Yes, click the download database link in the home page. This will generate a zip file containing a csv file with a list of the studies (and their details) as well as one folder per study, with the study id as the folder name. Each folder contains information about the study’s phenotypes as well as the values, both in csv and plink format.
starShould I upload mean/average values or replicates?
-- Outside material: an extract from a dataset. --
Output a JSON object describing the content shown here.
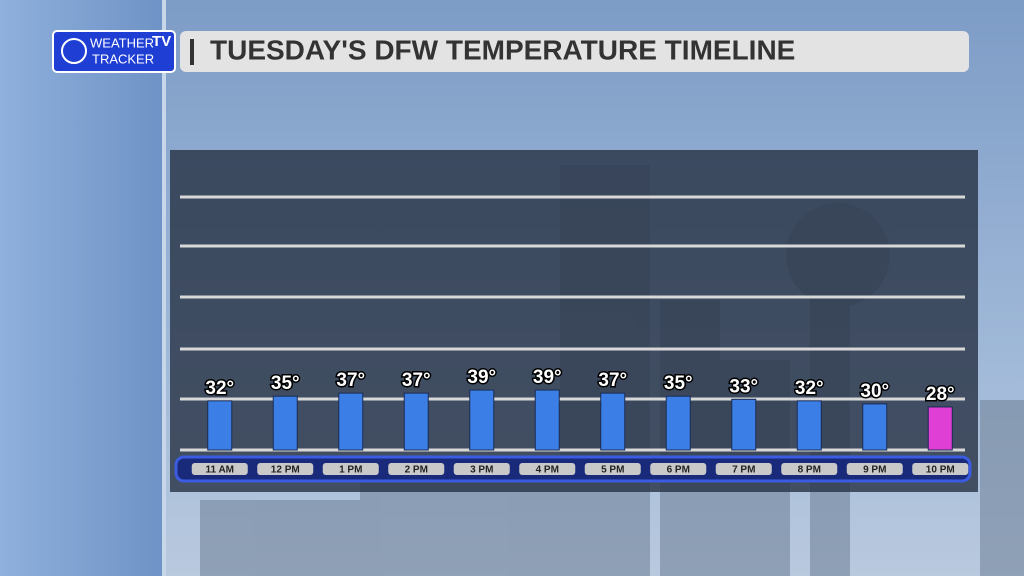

Whenever replicate values are available, you should upload the replicate values and not the averages/means. Both submission formats (ISA-TAB and PLINK) support uploading replicate values.
starIs it possible to preserve the replicate information across multiple phenotypes?
Yes, it is possible to preserve the specific value of each replicate across multiple phenotypes. In the case of PLINK or CSV, just repeat the FID (accession_id) multiple times and add an arbitrary number into the IID (replicate_id) column or alternatively leave it empty (it is not used by ArachisPheno).
For PLINK this should look as follows:
FID IID pheno1 pheno2 6909 1 24.5 100.2 6909 2 23.2 101.5 6909 3 25.2 99.4 6414 4 5.4 10.4 6414 5 11.2 6414 6 4.2 9.8 ...
For CSV this should look as follows:
accession_id,replicate_id,pheno1,pheno2 6909, 1, 24.5, 100.2 6909, 2, 23.2, 101.5 6909, 3, 25.2, 99.4 6414, 4, 5.4, 10.4 6414, 5, , 11.2 6414, 6, 4.2, 9.8 ...
The main difference between PLINK and CSV is that PLINK uses a space as a delimiter and CSV uses a comma. Additionally the headers are different.
Empty values are encoded as empty cells in both CSV and PLINK (see pheno1 for accession_id/FID: 6414 and replicate_id/IID: 5)
ArachisPheno will create separate replicate values for each accession and make sure that for example replicate 1 of 6909 has 24.5 for pheno1 and 100.2 for pheno2.
This also works for the ISA-TAB format.